Despite this lack of known harm it is generally recommended that radiation to be used only in absolutely required to obtain additional diagnostic information that will affect the care of the fetus and/or the woman during the pregnancy [23, 24, 25].

A thorough discussion with the patient is necessary to be able to give her informed consent for the test in question.

Surgical resection is almost always needed to treat intussusception and the type of surgery depends on the origin of the disease and the presence of pathology [12, 16].

Most adults with intussusception require surgery to clarify the etiology of the lead point and to relieve the obstruction and usually resection of the affected bowel is needed, although reduction can be attempted in small bowel intususseption if the segment involved is viable and no malignancy is suspected [7, 12, 13, 14, 15, 16].

Although the surgery is the treatment of choice there could be a small role of conservative management (with the use of IV fluid hydration, electrolyte balance and use Naso Gastric tube for bowel decompression and IV prophylactic antibiotics [6].

4. Conclusion

Although it is very rare in pregnancy, surgeons and obstetricians should be aware of its possibility in pregnant patients who present with signs and symptoms of bowel obstruction because it needs an urgent diagnosis and intervention to avoid serious impact on the patient and her fetus.

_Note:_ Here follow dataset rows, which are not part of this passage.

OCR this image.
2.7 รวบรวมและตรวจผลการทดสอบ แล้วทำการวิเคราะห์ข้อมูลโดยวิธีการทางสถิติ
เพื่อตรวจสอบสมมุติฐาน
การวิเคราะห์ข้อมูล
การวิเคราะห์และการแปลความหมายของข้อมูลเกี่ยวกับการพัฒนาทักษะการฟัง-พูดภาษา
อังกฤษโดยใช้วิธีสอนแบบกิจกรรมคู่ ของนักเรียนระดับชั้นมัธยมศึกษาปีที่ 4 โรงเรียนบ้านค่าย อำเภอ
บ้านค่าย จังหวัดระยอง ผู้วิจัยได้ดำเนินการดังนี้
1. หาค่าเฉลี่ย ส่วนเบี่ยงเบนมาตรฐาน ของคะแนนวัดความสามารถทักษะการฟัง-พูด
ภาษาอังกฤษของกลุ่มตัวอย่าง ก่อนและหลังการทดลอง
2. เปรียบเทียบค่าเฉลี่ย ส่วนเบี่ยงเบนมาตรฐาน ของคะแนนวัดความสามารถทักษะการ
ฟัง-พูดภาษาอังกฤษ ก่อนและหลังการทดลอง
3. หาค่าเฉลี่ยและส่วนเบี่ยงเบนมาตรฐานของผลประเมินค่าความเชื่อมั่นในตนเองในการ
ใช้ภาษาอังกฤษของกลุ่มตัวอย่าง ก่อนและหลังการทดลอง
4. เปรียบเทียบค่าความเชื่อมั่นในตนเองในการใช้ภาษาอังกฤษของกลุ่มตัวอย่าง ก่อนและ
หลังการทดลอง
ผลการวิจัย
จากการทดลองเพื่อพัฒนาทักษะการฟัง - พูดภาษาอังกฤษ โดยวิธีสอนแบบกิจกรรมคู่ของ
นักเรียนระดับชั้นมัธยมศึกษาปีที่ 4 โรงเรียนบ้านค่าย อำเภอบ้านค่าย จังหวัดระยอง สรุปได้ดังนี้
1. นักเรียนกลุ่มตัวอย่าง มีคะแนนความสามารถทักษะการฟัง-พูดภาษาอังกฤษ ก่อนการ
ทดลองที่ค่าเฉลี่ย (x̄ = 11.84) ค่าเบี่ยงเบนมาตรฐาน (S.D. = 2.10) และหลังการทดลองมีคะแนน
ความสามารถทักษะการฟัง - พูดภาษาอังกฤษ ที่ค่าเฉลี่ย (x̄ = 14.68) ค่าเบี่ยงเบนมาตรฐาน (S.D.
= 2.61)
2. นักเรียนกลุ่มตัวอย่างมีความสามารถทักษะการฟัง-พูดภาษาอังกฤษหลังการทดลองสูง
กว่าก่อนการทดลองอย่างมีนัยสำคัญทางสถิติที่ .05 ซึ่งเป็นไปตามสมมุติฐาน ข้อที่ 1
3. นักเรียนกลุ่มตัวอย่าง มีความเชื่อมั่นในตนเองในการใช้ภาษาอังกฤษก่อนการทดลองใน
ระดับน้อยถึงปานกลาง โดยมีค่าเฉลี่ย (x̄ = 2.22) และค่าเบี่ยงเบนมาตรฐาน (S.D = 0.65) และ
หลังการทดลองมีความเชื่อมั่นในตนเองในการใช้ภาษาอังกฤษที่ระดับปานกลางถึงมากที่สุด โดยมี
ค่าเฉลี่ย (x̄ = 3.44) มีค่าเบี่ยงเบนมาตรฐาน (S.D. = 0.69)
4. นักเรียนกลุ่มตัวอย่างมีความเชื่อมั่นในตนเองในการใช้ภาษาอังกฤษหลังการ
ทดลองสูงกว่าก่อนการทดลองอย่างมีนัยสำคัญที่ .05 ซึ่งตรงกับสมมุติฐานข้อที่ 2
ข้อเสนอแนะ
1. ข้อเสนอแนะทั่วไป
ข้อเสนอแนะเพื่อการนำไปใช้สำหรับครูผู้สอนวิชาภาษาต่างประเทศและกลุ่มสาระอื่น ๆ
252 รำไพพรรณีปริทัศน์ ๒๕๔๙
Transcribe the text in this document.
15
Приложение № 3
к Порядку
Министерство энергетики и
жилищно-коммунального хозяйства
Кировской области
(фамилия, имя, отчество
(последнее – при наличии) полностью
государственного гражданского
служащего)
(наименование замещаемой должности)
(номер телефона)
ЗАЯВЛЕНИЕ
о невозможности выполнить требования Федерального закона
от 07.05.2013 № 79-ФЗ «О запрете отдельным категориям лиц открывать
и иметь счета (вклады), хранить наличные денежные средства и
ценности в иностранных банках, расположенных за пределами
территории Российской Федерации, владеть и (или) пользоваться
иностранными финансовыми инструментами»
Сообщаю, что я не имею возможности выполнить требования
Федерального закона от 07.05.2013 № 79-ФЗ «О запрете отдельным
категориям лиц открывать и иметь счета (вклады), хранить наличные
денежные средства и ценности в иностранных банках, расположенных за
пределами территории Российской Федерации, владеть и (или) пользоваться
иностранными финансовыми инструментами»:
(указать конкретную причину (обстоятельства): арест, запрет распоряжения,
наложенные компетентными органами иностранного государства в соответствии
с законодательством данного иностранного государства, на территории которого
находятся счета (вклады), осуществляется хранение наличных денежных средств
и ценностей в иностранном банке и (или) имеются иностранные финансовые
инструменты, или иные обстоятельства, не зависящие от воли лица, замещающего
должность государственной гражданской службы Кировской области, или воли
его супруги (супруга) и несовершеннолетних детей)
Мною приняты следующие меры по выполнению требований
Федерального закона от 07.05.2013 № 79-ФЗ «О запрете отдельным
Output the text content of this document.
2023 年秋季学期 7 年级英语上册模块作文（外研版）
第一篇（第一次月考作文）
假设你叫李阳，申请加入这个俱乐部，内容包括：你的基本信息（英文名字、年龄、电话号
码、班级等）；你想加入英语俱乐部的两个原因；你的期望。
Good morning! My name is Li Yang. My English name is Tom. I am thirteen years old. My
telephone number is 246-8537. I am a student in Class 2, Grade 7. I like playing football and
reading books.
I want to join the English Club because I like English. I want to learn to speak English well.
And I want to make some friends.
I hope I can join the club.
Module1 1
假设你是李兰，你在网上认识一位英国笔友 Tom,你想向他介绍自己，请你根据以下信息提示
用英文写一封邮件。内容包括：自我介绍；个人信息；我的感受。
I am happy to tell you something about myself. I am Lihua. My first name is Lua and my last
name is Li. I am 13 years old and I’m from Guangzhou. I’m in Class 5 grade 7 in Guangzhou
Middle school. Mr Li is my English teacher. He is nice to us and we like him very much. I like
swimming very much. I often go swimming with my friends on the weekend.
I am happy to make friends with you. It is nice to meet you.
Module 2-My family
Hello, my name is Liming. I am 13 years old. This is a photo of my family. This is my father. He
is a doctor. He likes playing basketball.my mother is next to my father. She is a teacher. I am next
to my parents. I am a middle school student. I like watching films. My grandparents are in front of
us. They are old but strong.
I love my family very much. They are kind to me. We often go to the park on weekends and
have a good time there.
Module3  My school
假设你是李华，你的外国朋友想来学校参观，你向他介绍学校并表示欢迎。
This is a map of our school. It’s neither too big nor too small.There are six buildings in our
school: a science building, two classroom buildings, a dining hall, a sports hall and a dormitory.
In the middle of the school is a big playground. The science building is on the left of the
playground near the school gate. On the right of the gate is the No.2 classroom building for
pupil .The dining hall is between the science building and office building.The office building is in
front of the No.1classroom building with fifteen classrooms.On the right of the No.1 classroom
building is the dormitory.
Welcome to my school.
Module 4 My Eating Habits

We should all remember that all nausea and vomiting in pregnancy is not all hyperemesis gravidarum [1, 2, 3, 4].

Although it is well known that MRI is safe in pregnancy to confirm the diagnosis but it’s in availability in all hospitals made us use the other less safe alternative for diagnosis which is the CT after a thorough counseling with the patient, hence prompt diagnosis and treatment can markedly reduce the fetal and maternal morbidity; and even mortality because the intussusception is considered to be one of the most dangerous forms of intestinal obstruction.